“Don’t despair, ma’am,” I said, with an insinuating mildness which seemed to touch her. “I have heard a mysterious conversation—I know of a guilty appointment—and I expect great things from my peep-hole and my pipe-hole to-night. Pray don’t be alarmed, but I think we are on the brink of a discovery.”
Here my enthusiastic devotion to business got the better part of my tender feelings. I looked—winked—nodded—left her.
When I got back to my observatory, I found Mr. Jay digesting his mutton-chops in an armchair, with his pipe in his mouth. On his table were two tumblers, a jug of water, and the pint bottle of brandy. It was then close upon seven o’clock. As the hour struck the person described as “Jack” walked in.
He looked agitated—I am happy to say he looked violently agitated. The cheerful glow of anticipated success diffused itself (to use a strong expression) all over me, from head to foot. With breathless interest I looked through my peep-hole, and saw the visitor—the “Jack” of this delightful case—sit down, facing me, at the opposite side of the table to Mr. Jay. Making allowance for the difference in expression which their countenances just now happened to exhibit, these two abandoned villains were so much alike in other respects as to lead at once to the conclusion that they were brothers. Jack was the cleaner man and the better dressed of the two. I admit that, at the outset. It is, perhaps, one of my failings to push justice and impartiality to their utmost limits. I am no Pharisee; and where Vice has its redeeming point, I say, let Vice have its due—yes, yes, by all manner of means, let Vice have its due.

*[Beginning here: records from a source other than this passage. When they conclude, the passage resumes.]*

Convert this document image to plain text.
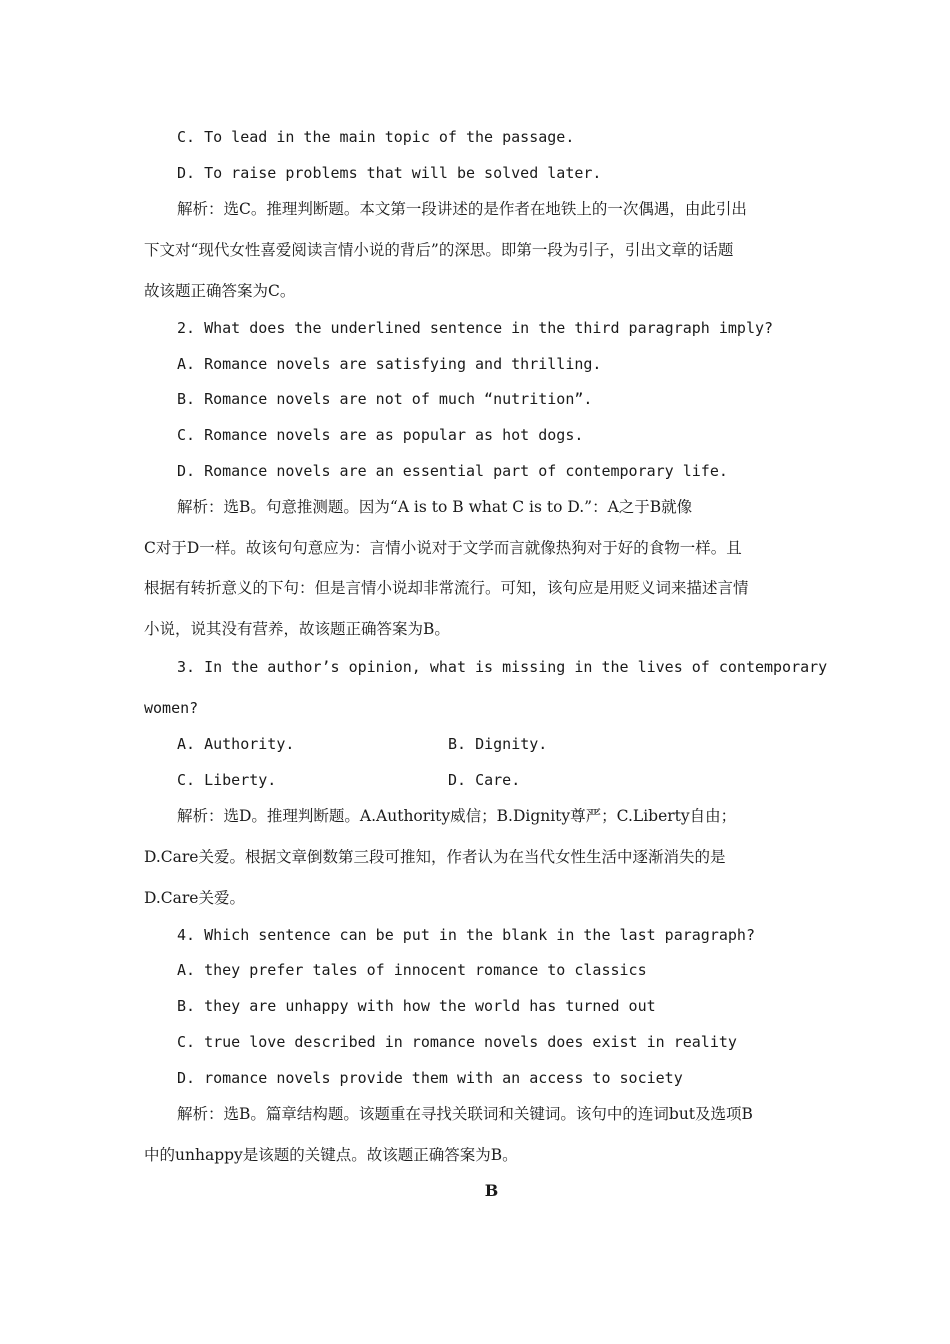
C. To lead in the main topic of the passage.
D. To raise problems that will be solved later.
解析：选C。推理判断题。本文第一段讲述的是作者在地铁上的一次偶遇，由此引出
下文对“现代女性喜爱阅读言情小说的背后”的深思。即第一段为引子，引出文章的话题
故该题正确答案为C。
2. What does the underlined sentence in the third paragraph imply?
A. Romance novels are satisfying and thrilling.
B. Romance novels are not of much “nutrition”.
C. Romance novels are as popular as hot dogs.
D. Romance novels are an essential part of contemporary life.
解析：选B。句意推测题。因为“A is to B what C is to D.”：A之于B就像
C对于D一样。故该句句意应为：言情小说对于文学而言就像热狗对于好的食物一样。且
根据有转折意义的下句：但是言情小说却非常流行。可知，该句应是用贬义词来描述言情
小说，说其没有营养，故该题正确答案为B。
3. In the author’s opinion, what is missing in the lives of contemporary
women?
A. Authority.	B. Dignity.
C. Liberty.	D. Care.
解析：选D。推理判断题。A.Authority威信；B.Dignity尊严；C.Liberty自由；
D.Care关爱。根据文章倒数第三段可推知，作者认为在当代女性生活中逐渐消失的是
D.Care关爱。
4. Which sentence can be put in the blank in the last paragraph?
A. they prefer tales of innocent romance to classics
B. they are unhappy with how the world has turned out
C. true love described in romance novels does exist in reality
D. romance novels provide them with an access to society
解析：选B。篇章结构题。该题重在寻找关联词和关键词。该句中的连词but及选项B
中的unhappy是该题的关键点。故该题正确答案为B。
B
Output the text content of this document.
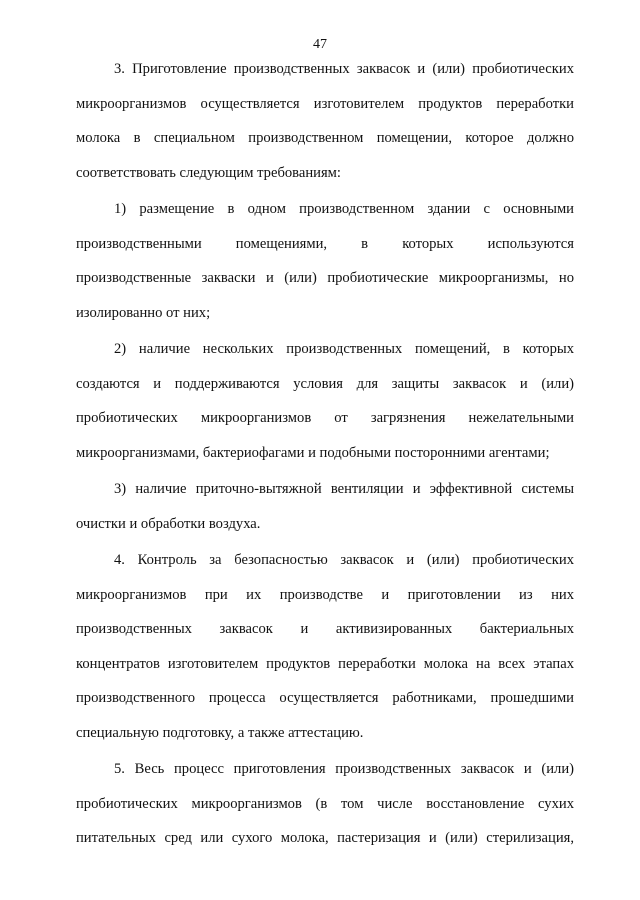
47

3. Приготовление производственных заквасок и (или) пробиотических
микроорганизмов осуществляется изготовителем продуктов переработки
молока в специальном производственном помещении, которое должно
соответствовать следующим требованиям:

1) размещение в одном производственном здании с основными
производственными помещениями, в которых используются
производственные закваски и (или) пробиотические микроорганизмы, но
изолированно от них;

2) наличие нескольких производственных помещений, в которых
создаются и поддерживаются условия для защиты заквасок и (или)
пробиотических микроорганизмов от загрязнения нежелательными
микроорганизмами, бактериофагами и подобными посторонними агентами;

3) наличие приточно-вытяжной вентиляции и эффективной системы
очистки и обработки воздуха.

4. Контроль за безопасностью заквасок и (или) пробиотических
микроорганизмов при их производстве и приготовлении из них
производственных заквасок и активизированных бактериальных
концентратов изготовителем продуктов переработки молока на всех этапах
производственного процесса осуществляется работниками, прошедшими
специальную подготовку, а также аттестацию.

5. Весь процесс приготовления производственных заквасок и (или)
пробиотических микроорганизмов (в том числе восстановление сухих
питательных сред или сухого молока, пастеризация и (или) стерилизация,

“What’s the matter now, Jack?” says Mr. Jay.
“Can’t you see it in my face?” says Jack. “My dear fellow, delays are dangerous. Let us have done with suspense, and risk it, the day after to-morrow.”
“So soon as that?” cries Mr. Jay, looking very much astonished. “Well, I’m ready, if you are. But, I say, Jack, is somebody else ready, too? Are you quite sure of that?”
He smiled as he spoke—a frightful smile—and laid a very strong emphasis on those two words, “Somebody else.” There is evidently a third ruffian, a nameless desperado, concerned in the business.
“Meet us to-morrow,” says Jack, “and judge for yourself. Be in the Regent’s Park at eleven in the morning, and look out for us at the turning that leads to the Avenue Road.”
“I’ll be there,” says Mr. Jay. “Have a drop of brandy-and-water? What are you getting up for? You’re not going already?”